We used CBT to triggers radosbench across 16 clients nodes that exercise Ceph cluster. The performance numbers we received from this test were not digestible. We were sure Ceph can deliver more, but need to find the reason why its not doing that. After some drama it came out to be CBT profile that creates 1 pool with 4096 PG’s. We bumped PG’s to a higher number and re-run tests and boom performance was as expected.

Out of curiosity, i thought it would be nice to have some data that shows Ceph performance at different Placement Group count. So i performed a few more CBT runs at different PG count and came out with this.

Ceph PG

In the above graph you can compare different PG count against bandwidth, at first glance you might not see affect of PG counts.

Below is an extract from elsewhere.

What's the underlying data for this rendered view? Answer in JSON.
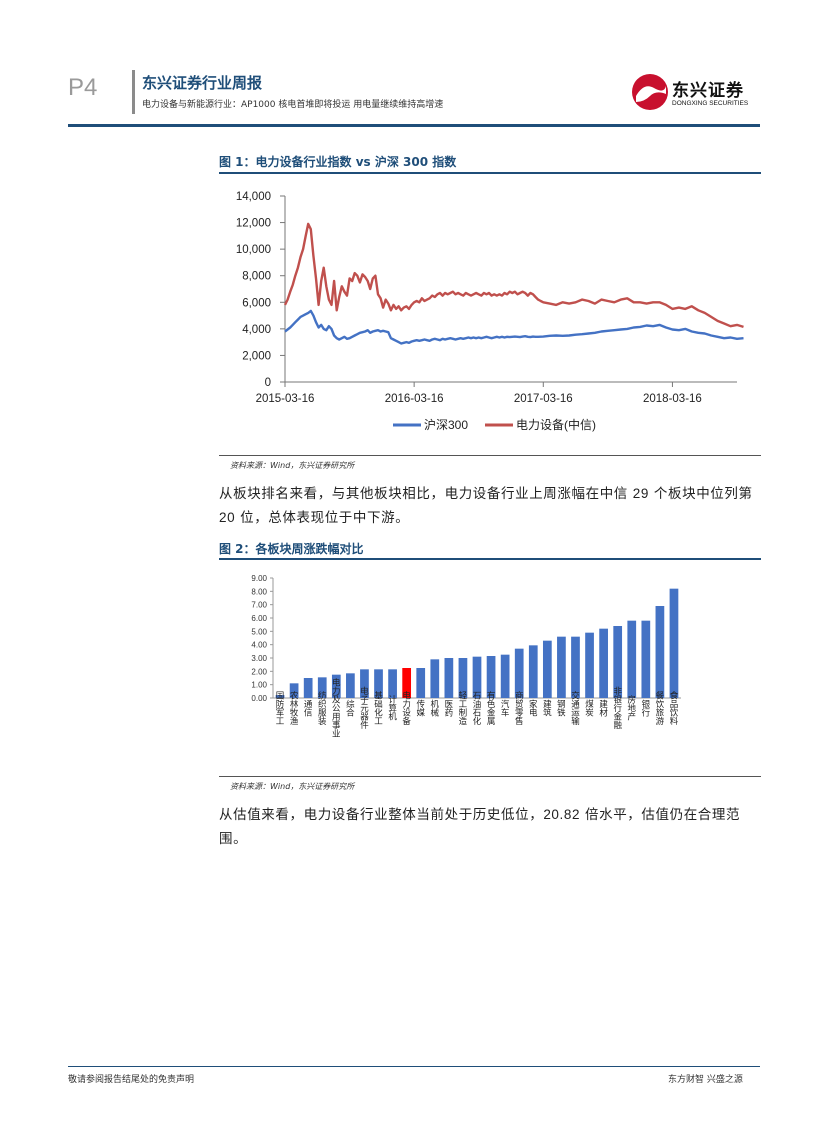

To highlight that we normalized PG counts to single OSD, which makes situation a bit clear.

Ceph PG Ceph PG

Since we are running 3x Replication, the total PG count for a pool is also 3 times which gets stored across cluster. For instance 3x replicated pool with 4096 PG will actually have 4096x3=12288 PG distributed across cluster and if we normalize this number with total OSDs (210 in our case ) we will get ~58.5 PG per OSD ( we have another pools with some PG, which is why graph shows 61 instead of 58, but we can ignore this for now )

As you can see from the graphs, when you increase PG count to higher number, Performance of same Ceph cluster increases substantially. Reason being, you have more dense PG distribution and you are squeezing your media hard to get performance out of it.

Now gaining performance by increasing PG count is not always the best thing to do. It comes with several trade-offs

  • More PG’s leads to larger Cluster maps which can cause more load on MONs
  • Higher memory usage (needs to be tested)
  • Tough recovery scenarios (needs to be tested)
  • Ceph throws warning messages if PG per OSD count increases 200

With this blog i am not recommending you to bump up your production Ceph cluster’s PG’s to gain some performance. Instead it gives a hope that “yes performance can be improved using this way”.

Don’t forget to verify your cluster pools, they should have enough PG’s and PG Calc is your friend.